Earth From Space

Earth From Space's Executive Producer Jo Shinner introduces us to the series.

Published: 9 April 2019
Our mantra from the get-go was, what can satellite imaging add to the natural history genre that feels fresh, revelatory and from a new perspective?
— Jo Shinner, Executive Producer

"When I first started out on my journey with Earth From Space I travelled with Chloe Sarosh, Series Producer, and Barny Revill, Series Director, to a trade park outside Madrid. This is the headquarters of UrtheCast, the satellite imaging company who we were about to embark on a great adventure with.

Hanging on the wall were breathtaking images of the world from space. One of them was a design of perfect circles, a space-view of agricultural patterns in America created by circular irrigation arms. We were intrigued, delighted, amazed - and then our next thought was, what happens in the diamond shaped spaces between the circles?

When we looked into it we discovered they had been co-opted as conservation areas for breeding quails - tiny oasis of bio-diversity in what would otherwise be a mono-cultural bio-desert - and a great story for us!

This approach became part of our ethos in creating the series. Our mantra from the get-go was, what can satellite imaging add to the natural history genre that feels fresh, revelatory and from a new perspective?

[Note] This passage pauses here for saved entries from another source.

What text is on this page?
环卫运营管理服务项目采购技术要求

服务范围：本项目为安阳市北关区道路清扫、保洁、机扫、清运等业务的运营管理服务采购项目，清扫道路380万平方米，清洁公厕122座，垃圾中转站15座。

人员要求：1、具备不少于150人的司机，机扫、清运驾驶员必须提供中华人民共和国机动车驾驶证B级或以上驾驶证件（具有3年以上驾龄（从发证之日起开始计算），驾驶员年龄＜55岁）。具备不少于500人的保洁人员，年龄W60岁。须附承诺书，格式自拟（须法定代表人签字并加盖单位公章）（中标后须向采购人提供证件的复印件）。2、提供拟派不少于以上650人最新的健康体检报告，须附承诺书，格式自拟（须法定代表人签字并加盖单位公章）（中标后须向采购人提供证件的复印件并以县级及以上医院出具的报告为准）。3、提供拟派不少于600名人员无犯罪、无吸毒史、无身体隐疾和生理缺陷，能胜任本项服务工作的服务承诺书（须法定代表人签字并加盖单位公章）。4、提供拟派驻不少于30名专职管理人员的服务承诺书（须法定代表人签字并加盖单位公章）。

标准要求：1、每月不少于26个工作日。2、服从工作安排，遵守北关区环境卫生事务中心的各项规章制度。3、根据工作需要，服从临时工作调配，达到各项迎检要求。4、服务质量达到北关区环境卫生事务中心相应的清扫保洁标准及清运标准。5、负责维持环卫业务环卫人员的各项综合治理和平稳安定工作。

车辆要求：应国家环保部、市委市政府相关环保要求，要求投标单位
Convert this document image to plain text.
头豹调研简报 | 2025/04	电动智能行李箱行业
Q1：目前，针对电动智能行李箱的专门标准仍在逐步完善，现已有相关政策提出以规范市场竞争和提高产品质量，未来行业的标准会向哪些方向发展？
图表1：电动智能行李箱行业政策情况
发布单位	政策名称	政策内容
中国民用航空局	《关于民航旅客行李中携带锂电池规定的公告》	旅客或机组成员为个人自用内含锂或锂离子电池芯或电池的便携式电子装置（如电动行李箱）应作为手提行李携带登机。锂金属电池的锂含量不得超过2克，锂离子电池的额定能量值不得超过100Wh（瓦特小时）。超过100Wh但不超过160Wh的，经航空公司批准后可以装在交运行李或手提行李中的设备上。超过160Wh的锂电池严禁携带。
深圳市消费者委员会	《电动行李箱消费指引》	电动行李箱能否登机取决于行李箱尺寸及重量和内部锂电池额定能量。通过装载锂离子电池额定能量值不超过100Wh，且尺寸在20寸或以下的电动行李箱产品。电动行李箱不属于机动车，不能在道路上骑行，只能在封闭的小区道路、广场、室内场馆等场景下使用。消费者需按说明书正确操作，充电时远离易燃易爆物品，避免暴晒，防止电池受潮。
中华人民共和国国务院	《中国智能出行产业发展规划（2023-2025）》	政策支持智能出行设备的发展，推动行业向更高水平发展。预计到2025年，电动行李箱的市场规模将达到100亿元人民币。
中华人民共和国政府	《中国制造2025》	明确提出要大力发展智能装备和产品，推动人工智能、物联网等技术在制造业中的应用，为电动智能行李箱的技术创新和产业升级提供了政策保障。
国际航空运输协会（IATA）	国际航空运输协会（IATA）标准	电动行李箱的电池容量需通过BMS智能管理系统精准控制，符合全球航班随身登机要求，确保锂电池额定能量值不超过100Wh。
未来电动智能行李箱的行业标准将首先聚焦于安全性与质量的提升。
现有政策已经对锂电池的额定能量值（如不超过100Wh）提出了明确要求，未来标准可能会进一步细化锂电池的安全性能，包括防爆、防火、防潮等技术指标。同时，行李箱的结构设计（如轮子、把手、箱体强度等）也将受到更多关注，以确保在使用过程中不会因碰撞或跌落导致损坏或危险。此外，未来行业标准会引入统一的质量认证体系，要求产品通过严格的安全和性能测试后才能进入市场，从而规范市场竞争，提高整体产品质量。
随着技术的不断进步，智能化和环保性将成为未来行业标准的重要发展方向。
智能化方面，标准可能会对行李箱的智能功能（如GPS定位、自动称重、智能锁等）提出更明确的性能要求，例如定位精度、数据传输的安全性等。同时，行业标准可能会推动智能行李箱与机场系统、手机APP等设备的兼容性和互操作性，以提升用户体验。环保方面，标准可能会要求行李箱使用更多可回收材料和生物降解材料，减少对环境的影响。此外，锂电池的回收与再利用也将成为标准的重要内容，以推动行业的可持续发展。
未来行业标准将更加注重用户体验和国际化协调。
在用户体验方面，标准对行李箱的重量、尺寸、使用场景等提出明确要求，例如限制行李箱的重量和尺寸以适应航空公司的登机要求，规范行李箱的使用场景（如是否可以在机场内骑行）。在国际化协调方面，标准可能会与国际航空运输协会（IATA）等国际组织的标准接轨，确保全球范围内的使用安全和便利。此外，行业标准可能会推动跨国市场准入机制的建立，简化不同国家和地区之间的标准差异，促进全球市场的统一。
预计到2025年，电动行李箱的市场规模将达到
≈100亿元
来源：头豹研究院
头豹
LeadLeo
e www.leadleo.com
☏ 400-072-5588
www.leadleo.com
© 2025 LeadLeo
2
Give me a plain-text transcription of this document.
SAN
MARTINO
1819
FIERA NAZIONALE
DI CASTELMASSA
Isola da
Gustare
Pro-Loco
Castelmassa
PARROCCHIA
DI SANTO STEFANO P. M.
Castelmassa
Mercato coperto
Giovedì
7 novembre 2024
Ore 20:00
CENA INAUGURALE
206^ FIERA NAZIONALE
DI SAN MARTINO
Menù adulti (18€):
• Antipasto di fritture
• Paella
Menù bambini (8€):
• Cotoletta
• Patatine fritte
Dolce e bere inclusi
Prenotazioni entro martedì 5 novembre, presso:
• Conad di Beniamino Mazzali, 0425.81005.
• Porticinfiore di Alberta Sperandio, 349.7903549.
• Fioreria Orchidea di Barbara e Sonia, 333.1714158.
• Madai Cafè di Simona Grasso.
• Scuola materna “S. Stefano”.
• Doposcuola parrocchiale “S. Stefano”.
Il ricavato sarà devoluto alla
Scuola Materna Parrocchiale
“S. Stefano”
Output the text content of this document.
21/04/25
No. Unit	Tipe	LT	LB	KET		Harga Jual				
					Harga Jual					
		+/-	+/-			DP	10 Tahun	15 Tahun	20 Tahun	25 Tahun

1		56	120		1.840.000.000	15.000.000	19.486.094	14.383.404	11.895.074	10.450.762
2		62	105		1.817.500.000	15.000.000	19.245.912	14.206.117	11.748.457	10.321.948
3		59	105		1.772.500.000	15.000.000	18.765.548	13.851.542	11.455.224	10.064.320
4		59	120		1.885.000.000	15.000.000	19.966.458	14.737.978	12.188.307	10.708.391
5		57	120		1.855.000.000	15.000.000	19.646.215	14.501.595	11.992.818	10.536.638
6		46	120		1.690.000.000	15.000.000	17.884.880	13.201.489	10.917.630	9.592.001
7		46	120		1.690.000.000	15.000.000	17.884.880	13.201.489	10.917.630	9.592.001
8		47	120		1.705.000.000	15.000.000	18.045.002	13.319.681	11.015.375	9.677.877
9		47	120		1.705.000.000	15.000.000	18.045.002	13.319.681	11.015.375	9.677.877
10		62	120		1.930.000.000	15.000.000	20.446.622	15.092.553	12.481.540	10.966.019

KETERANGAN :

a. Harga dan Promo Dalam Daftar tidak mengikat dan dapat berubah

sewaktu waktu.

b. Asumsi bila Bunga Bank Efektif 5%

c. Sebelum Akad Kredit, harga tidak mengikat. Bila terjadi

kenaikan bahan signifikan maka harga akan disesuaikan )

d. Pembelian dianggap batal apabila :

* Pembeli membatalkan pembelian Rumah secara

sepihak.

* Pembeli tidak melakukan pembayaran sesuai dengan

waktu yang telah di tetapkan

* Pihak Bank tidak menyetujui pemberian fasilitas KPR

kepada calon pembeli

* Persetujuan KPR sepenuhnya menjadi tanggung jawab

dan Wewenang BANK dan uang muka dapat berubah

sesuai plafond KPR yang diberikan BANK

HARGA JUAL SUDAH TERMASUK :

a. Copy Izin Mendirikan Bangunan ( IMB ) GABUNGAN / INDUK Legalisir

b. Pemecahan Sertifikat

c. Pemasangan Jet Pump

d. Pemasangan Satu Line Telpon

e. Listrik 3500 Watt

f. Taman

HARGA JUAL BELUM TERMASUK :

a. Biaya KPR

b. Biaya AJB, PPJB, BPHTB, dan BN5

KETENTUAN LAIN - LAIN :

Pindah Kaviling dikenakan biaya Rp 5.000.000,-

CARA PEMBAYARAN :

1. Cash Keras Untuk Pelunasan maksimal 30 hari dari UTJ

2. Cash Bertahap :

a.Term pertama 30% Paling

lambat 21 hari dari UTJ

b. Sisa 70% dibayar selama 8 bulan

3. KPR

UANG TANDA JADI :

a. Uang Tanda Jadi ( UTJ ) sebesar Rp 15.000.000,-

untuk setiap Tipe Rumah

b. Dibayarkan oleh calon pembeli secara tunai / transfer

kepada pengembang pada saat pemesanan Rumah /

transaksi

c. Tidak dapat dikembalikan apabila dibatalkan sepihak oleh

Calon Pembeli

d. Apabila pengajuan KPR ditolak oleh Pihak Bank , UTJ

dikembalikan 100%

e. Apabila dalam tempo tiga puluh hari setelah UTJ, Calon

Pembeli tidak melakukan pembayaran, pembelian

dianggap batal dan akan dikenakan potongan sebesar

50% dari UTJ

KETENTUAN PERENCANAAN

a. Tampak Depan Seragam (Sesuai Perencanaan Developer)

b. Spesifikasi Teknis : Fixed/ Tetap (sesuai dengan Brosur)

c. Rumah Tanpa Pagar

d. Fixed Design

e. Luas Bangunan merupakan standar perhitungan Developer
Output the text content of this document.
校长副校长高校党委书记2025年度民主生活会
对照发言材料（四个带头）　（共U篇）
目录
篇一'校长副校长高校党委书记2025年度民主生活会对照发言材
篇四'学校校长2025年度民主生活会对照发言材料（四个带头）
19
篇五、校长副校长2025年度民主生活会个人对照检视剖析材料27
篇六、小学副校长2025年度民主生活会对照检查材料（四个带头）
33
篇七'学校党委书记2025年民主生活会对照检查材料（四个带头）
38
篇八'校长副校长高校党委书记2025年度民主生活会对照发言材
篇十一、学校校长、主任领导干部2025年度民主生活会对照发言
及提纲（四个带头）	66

What could you discover from space that you didn’t know before? How could these discoveries help scientists monitor the fragile health of our natural planet? How had animals helped make the extraordinary patterns that emerged only when seen from such a distance? And what were the strategies other species used to survive within these patterns? How have animals contributed to the rainbow hues that splash the world with vibrant colour?

We learnt so many things: that satellite cameras have revolutionised how scientists can monitor the natural world; how new populations of species such as penguins have been discovered; how we can follow migrating animals; how extraordinary lacy dune formations on the coast of Brazil become a filigree of pools where brightly coloured turtles hunt fresh water fish; how experts can monitor the health of coral reefs from the patterns of sand around them; how a wombat population is thriving from a landscape spattered with tiny marks that is their burrow.

In addition there is no doubt that images from space are simply awe-inspiring. Beautiful. Epic. Sometimes you gasp at seeing places you know from a different angle. Other times you simply can’t work out what on earth they could be.

One of our favourite games was playing guess the image. Turquoise swirls like abstract art turn out to be gigantic ocean blooms of microscopic phytoplankton that are the lungs of our planet. Black dots on a sandy background turn out to be rubbish dumps of old tyres in a desert, and what looks like an exotic coral fan turns out to be a beautiful delta in Guinea-Bissau.

And there is no doubt that the most sobering and extraordinary insight of all is being visually confronted with the incontrovertible truth of just how fast our planet is changing. Time-lapses over years show cities growing and swallowing up the countryside around them. Huge swathes of forests are decimated before your eyes or converted into regular agricultural patterns. Ice melts away from mountain tops and glaciers.

It is like having an exclusive ring-side view on how the planet works and the secrets hidden in its remote corners."